In one of the more theological potent scenes in the narrative, after he has risen from the dead, Aslan explains what it all means to the girls.

“`It means,’ said Aslan, ‘that though the Witch knew the Deep Magic, there is a magic deeper still which she did not know. Her knowledge goes back only to the dawn of time. But if she could have looked a little further back, into the stillness and the darkness before Time dawned, she would have read there a different incantation. She would have known that when a willing victim who had committed no treachery was killed in a traitor’s stead, the Table would crack and Death itself would start working backward….’ (p. 163).” 

This is the point in the narrative where the table turns in favor of the children and the forces of good and of course ultimately the Witch and her evil minions are defeated though in good folklore fashion there are many more battles and adventures before all is said and done. 

Surely this is a central part of the mystery of the Christian story. Down through history countless human sacrifices had taken place. But suddenly the story was being told from the perspective of the victim. Some say this is what is distinctive about Christianity. Though it’s difficult to sweep aside the death of Socrates who was clearly, like Christ, an innocent victim, as were the often referenced prophets who preceded Jesus.

But irrespective of who was first, the salient reality is that something new emerged in western religious ethics involving a new kind of compassion for the victim. With that simple shift, that deep magic that C. S. Lewis wrote of, the capacity of the system to simply make people disappear was called into question, never mind that we are making people disappear again today (sending them to secret prisons, etc.). It is precisely this capacity to call into question the most egregious injustices—the lynchings and gay-bashings, the extraordinary renditions—of innocent people that connects us to the living tradition going back to Jesus and beyond, “to the stillness and darkness before Time dawned.”

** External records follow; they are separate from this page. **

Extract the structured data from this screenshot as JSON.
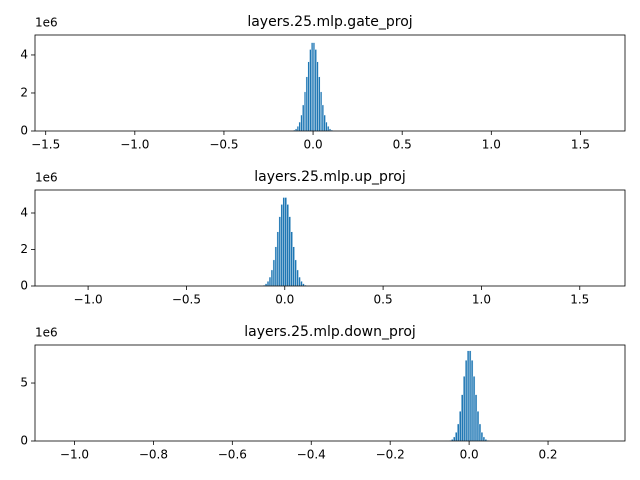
{
  "chart_data": [
    {
      "type": "histogram",
      "title": "layers.25.mlp.gate_proj",
      "y_offset_label": "1e6",
      "color": "#1f77b4",
      "bins": [
        -0.15,
        -0.14,
        -0.13,
        -0.12,
        -0.11,
        -0.1,
        -0.09,
        -0.08,
        -0.07,
        -0.06,
        -0.05,
        -0.04,
        -0.03,
        -0.02,
        -0.01,
        0,
        0.01,
        0.02,
        0.03,
        0.04,
        0.05,
        0.06,
        0.07,
        0.08,
        0.09,
        0.1,
        0.11,
        0.12,
        0.13,
        0.14,
        0.15
      ],
      "values": [
        0,
        0,
        0.01,
        0.02,
        0.05,
        0.12,
        0.25,
        0.47,
        0.84,
        1.37,
        2.06,
        2.85,
        3.64,
        4.29,
        4.65,
        4.65,
        4.29,
        3.64,
        2.85,
        2.06,
        1.37,
        0.84,
        0.47,
        0.25,
        0.12,
        0.05,
        0.02,
        0.01,
        0,
        0
      ],
      "xlim": [
        -1.56,
        1.75
      ],
      "ylim": [
        0,
        5.05
      ],
      "xticks": [
        {
          "value": -1.5,
          "label": "−1.5"
        },
        {
          "value": -1.0,
          "label": "−1.0"
        },
        {
          "value": -0.5,
          "label": "−0.5"
        },
        {
          "value": 0,
          "label": "0.0"
        },
        0.5,
        {
          "value": 1.0,
          "label": "1.0"
        },
        1.5
      ],
      "yticks": [
        0,
        2,
        4
      ]
    },
    {
      "type": "histogram",
      "title": "layers.25.mlp.up_proj",
      "y_offset_label": "1e6",
      "color": "#1f77b4",
      "bins": [
        -0.15,
        -0.14,
        -0.13,
        -0.12,
        -0.11,
        -0.1,
        -0.09,
        -0.08,
        -0.07,
        -0.06,
        -0.05,
        -0.04,
        -0.03,
        -0.02,
        -0.01,
        0,
        0.01,
        0.02,
        0.03,
        0.04,
        0.05,
        0.06,
        0.07,
        0.08,
        0.09,
        0.1,
        0.11,
        0.12,
        0.13,
        0.14,
        0.15
      ],
      "values": [
        0,
        0,
        0.01,
        0.02,
        0.05,
        0.13,
        0.26,
        0.49,
        0.88,
        1.43,
        2.15,
        2.97,
        3.8,
        4.47,
        4.85,
        4.85,
        4.47,
        3.8,
        2.97,
        2.15,
        1.43,
        0.88,
        0.49,
        0.26,
        0.13,
        0.05,
        0.02,
        0.01,
        0,
        0
      ],
      "xlim": [
        -1.27,
        1.73
      ],
      "ylim": [
        0,
        5.26
      ],
      "xticks": [
        {
          "value": -1.0,
          "label": "−1.0"
        },
        {
          "value": -0.5,
          "label": "−0.5"
        },
        {
          "value": 0,
          "label": "0.0"
        },
        0.5,
        {
          "value": 1.0,
          "label": "1.0"
        },
        1.5
      ],
      "yticks": [
        0,
        2,
        4
      ]
    },
    {
      "type": "histogram",
      "title": "layers.25.mlp.down_proj",
      "y_offset_label": "1e6",
      "color": "#1f77b4",
      "bins": [
        -0.06,
        -0.055,
        -0.05,
        -0.045,
        -0.04,
        -0.035,
        -0.03,
        -0.025,
        -0.02,
        -0.015,
        -0.01,
        -0.005,
        0,
        0.005,
        0.01,
        0.015,
        0.02,
        0.025,
        0.03,
        0.035,
        0.04,
        0.045,
        0.05,
        0.055,
        0.06
      ],
      "values": [
        0.01,
        0.02,
        0.05,
        0.14,
        0.35,
        0.75,
        1.47,
        2.57,
        4.0,
        5.58,
        6.97,
        7.79,
        7.79,
        6.97,
        5.58,
        4.0,
        2.57,
        1.47,
        0.75,
        0.35,
        0.14,
        0.05,
        0.02,
        0.01
      ],
      "xlim": [
        -1.1,
        0.395
      ],
      "ylim": [
        0,
        8.28
      ],
      "xticks": [
        {
          "value": -1.0,
          "label": "−1.0"
        },
        {
          "value": -0.8,
          "label": "−0.8"
        },
        {
          "value": -0.6,
          "label": "−0.6"
        },
        {
          "value": -0.4,
          "label": "−0.4"
        },
        {
          "value": -0.2,
          "label": "−0.2"
        },
        {
          "value": 0,
          "label": "0.0"
        },
        0.2
      ],
      "yticks": [
        0,
        5
      ]
    }
  ]
}
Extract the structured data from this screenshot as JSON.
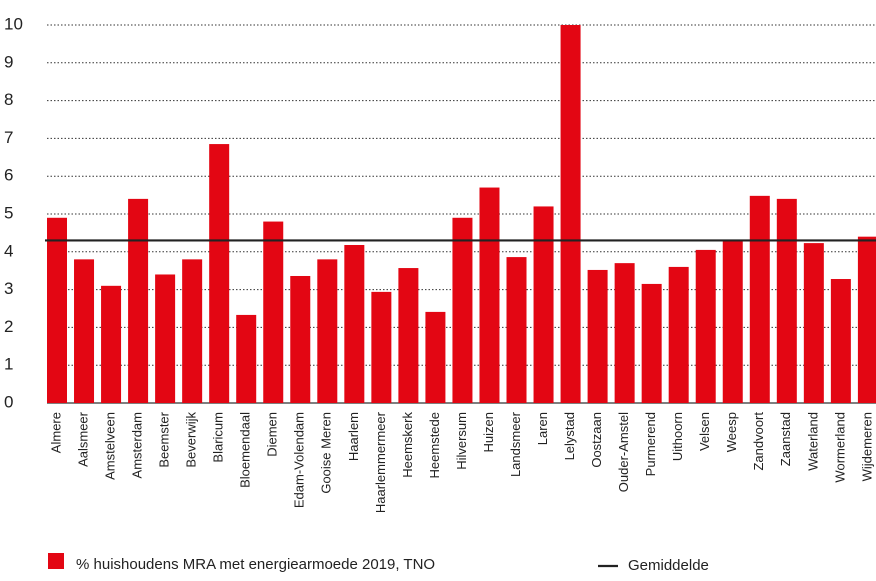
{
  "chart_data": {
    "type": "bar",
    "categories": [
      "Almere",
      "Aalsmeer",
      "Amstelveen",
      "Amsterdam",
      "Beemster",
      "Beverwijk",
      "Blaricum",
      "Bloemendaal",
      "Diemen",
      "Edam-Volendam",
      "Gooise Meren",
      "Haarlem",
      "Haarlemmermeer",
      "Heemskerk",
      "Heemstede",
      "Hilversum",
      "Huizen",
      "Landsmeer",
      "Laren",
      "Lelystad",
      "Oostzaan",
      "Ouder-Amstel",
      "Purmerend",
      "Uithoorn",
      "Velsen",
      "Weesp",
      "Zandvoort",
      "Zaanstad",
      "Waterland",
      "Wormerland",
      "Wijdemeren"
    ],
    "series": [
      {
        "name": "% huishoudens MRA met energiearmoede 2019, TNO",
        "color": "#e30613",
        "values": [
          4.9,
          3.8,
          3.1,
          5.4,
          3.4,
          3.8,
          6.85,
          2.33,
          4.8,
          3.36,
          3.8,
          4.18,
          2.94,
          3.57,
          2.41,
          4.9,
          5.7,
          3.86,
          5.2,
          10,
          3.52,
          3.7,
          3.15,
          3.6,
          4.05,
          4.3,
          5.48,
          5.4,
          4.23,
          3.28,
          4.4
        ]
      }
    ],
    "reference_line": {
      "name": "Gemiddelde",
      "value": 4.3,
      "color": "#222222"
    },
    "ylim": [
      0,
      10
    ],
    "yticks": [
      0,
      1,
      2,
      3,
      4,
      5,
      6,
      7,
      8,
      9,
      10
    ],
    "grid": true
  }
}
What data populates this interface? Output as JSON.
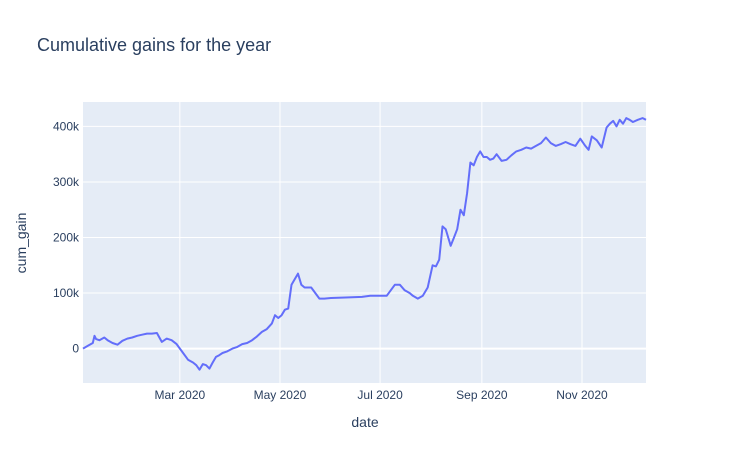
{
  "chart_data": {
    "type": "line",
    "title": "Cumulative gains for the year",
    "xlabel": "date",
    "ylabel": "cum_gain",
    "x_ticks": [
      "Mar 2020",
      "May 2020",
      "Jul 2020",
      "Sep 2020",
      "Nov 2020"
    ],
    "y_ticks": [
      "0",
      "100k",
      "200k",
      "300k",
      "400k"
    ],
    "y_tick_values": [
      0,
      100000,
      200000,
      300000,
      400000
    ],
    "x_range": [
      "2020-01-02",
      "2020-12-10"
    ],
    "y_range": [
      -62000,
      444000
    ],
    "grid": true,
    "legend": "none",
    "line_color": "#636efa",
    "plot_bg": "#e5ecf6",
    "series": [
      {
        "x": [
          "2020-01-02",
          "2020-01-05",
          "2020-01-08",
          "2020-01-09",
          "2020-01-10",
          "2020-01-12",
          "2020-01-15",
          "2020-01-17",
          "2020-01-20",
          "2020-01-23",
          "2020-01-26",
          "2020-01-29",
          "2020-02-01",
          "2020-02-04",
          "2020-02-07",
          "2020-02-10",
          "2020-02-13",
          "2020-02-16",
          "2020-02-19",
          "2020-02-22",
          "2020-02-25",
          "2020-02-28",
          "2020-03-03",
          "2020-03-06",
          "2020-03-09",
          "2020-03-11",
          "2020-03-13",
          "2020-03-15",
          "2020-03-17",
          "2020-03-19",
          "2020-03-21",
          "2020-03-23",
          "2020-03-25",
          "2020-03-27",
          "2020-03-30",
          "2020-04-02",
          "2020-04-05",
          "2020-04-08",
          "2020-04-11",
          "2020-04-14",
          "2020-04-17",
          "2020-04-20",
          "2020-04-23",
          "2020-04-26",
          "2020-04-28",
          "2020-04-30",
          "2020-05-02",
          "2020-05-04",
          "2020-05-06",
          "2020-05-08",
          "2020-05-10",
          "2020-05-12",
          "2020-05-14",
          "2020-05-16",
          "2020-05-20",
          "2020-05-25",
          "2020-05-28",
          "2020-06-01",
          "2020-06-10",
          "2020-06-20",
          "2020-06-25",
          "2020-06-30",
          "2020-07-05",
          "2020-07-10",
          "2020-07-13",
          "2020-07-16",
          "2020-07-19",
          "2020-07-21",
          "2020-07-24",
          "2020-07-27",
          "2020-07-30",
          "2020-08-02",
          "2020-08-04",
          "2020-08-06",
          "2020-08-08",
          "2020-08-10",
          "2020-08-13",
          "2020-08-15",
          "2020-08-17",
          "2020-08-19",
          "2020-08-21",
          "2020-08-23",
          "2020-08-25",
          "2020-08-27",
          "2020-08-29",
          "2020-08-31",
          "2020-09-02",
          "2020-09-04",
          "2020-09-06",
          "2020-09-08",
          "2020-09-10",
          "2020-09-13",
          "2020-09-16",
          "2020-09-19",
          "2020-09-22",
          "2020-09-25",
          "2020-09-28",
          "2020-10-01",
          "2020-10-04",
          "2020-10-07",
          "2020-10-10",
          "2020-10-13",
          "2020-10-16",
          "2020-10-19",
          "2020-10-22",
          "2020-10-25",
          "2020-10-28",
          "2020-10-31",
          "2020-11-03",
          "2020-11-05",
          "2020-11-07",
          "2020-11-10",
          "2020-11-13",
          "2020-11-16",
          "2020-11-18",
          "2020-11-20",
          "2020-11-22",
          "2020-11-24",
          "2020-11-26",
          "2020-11-28",
          "2020-11-30",
          "2020-12-02",
          "2020-12-05",
          "2020-12-08",
          "2020-12-10"
        ],
        "y": [
          0,
          5000,
          10000,
          23000,
          17000,
          15000,
          20000,
          15000,
          10000,
          7000,
          14000,
          18000,
          20000,
          23000,
          25000,
          27000,
          27000,
          28000,
          12000,
          18000,
          15000,
          8000,
          -8000,
          -20000,
          -25000,
          -30000,
          -38000,
          -28000,
          -30000,
          -36000,
          -25000,
          -15000,
          -12000,
          -8000,
          -5000,
          0,
          3000,
          8000,
          10000,
          15000,
          22000,
          30000,
          35000,
          45000,
          60000,
          55000,
          60000,
          70000,
          72000,
          115000,
          125000,
          135000,
          115000,
          110000,
          110000,
          90000,
          90000,
          91000,
          92000,
          93000,
          95000,
          95000,
          95000,
          115000,
          115000,
          105000,
          100000,
          95000,
          90000,
          95000,
          110000,
          150000,
          148000,
          160000,
          220000,
          215000,
          185000,
          200000,
          215000,
          250000,
          240000,
          280000,
          335000,
          330000,
          345000,
          355000,
          345000,
          345000,
          340000,
          342000,
          350000,
          338000,
          340000,
          348000,
          355000,
          358000,
          362000,
          360000,
          365000,
          370000,
          380000,
          370000,
          365000,
          368000,
          372000,
          368000,
          365000,
          378000,
          365000,
          358000,
          382000,
          375000,
          362000,
          398000,
          405000,
          410000,
          400000,
          412000,
          405000,
          415000,
          412000,
          408000,
          412000,
          415000,
          412000
        ]
      }
    ]
  }
}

The task of the church in every subsequent age is to uncover the faces of the victims. After Aslan explains these things to the girls he proclaims he is going to roar. In her exploration of lion symbolism recall that Suzetta Tucker observes a longstanding connection between the words of Christ and the roaring of the lion. 

This is the power of the western religious tradition. According to Gospel legend it ripped the curtain in the temple signifying that no further sacrifices were required. In Lewis’ tale of Narnia the sacrificial table of stone cracks into two. The message is clear: it is no longer acceptable to round up the innocent for the benefit of the dark powers. There is no justification. In the same breath we roar out the name of Gandhi, of Archbishop Romero, of John Lennon and Martin Luther King, of Rachel Corrie and Dave Fontana. We say defiantly and confidently that there has been enough killing! We invoke the power of resurrection, that deeper magic that forces even death to work backwards.

This is the claim the thrust of western religious ethics makes on the moral universe: that just as the sun rises each day and we are able to begin again, so the cultural and social order will continue to be reborn and transformed by prophets, by the beauty of the Earth, and by every faith community bound together by the power of love. Let us question every justification for violence, whether it be voiced by people far away, or by our own leaders.

After his mighty and terrifying roar, Aslan says simply, “We have a long journey to go.” Indeed we do. May we journey together, with the courage and the heart of lions. Amen. 

    Notes:

For more of Suzetta’s lion symbolism, see: Tucker, Suzetta. "Christ Story Lion Page." Christ Story Christian Bestiary. 1997.  (25 Mar. 2008).

For information re the kidnapping and torture of innocent people by the US government, see the Oscar-winning documentary film (Taxi to the Dark Side) by Christ Church member Alex Gibney and/or listen to this NPR review of the film.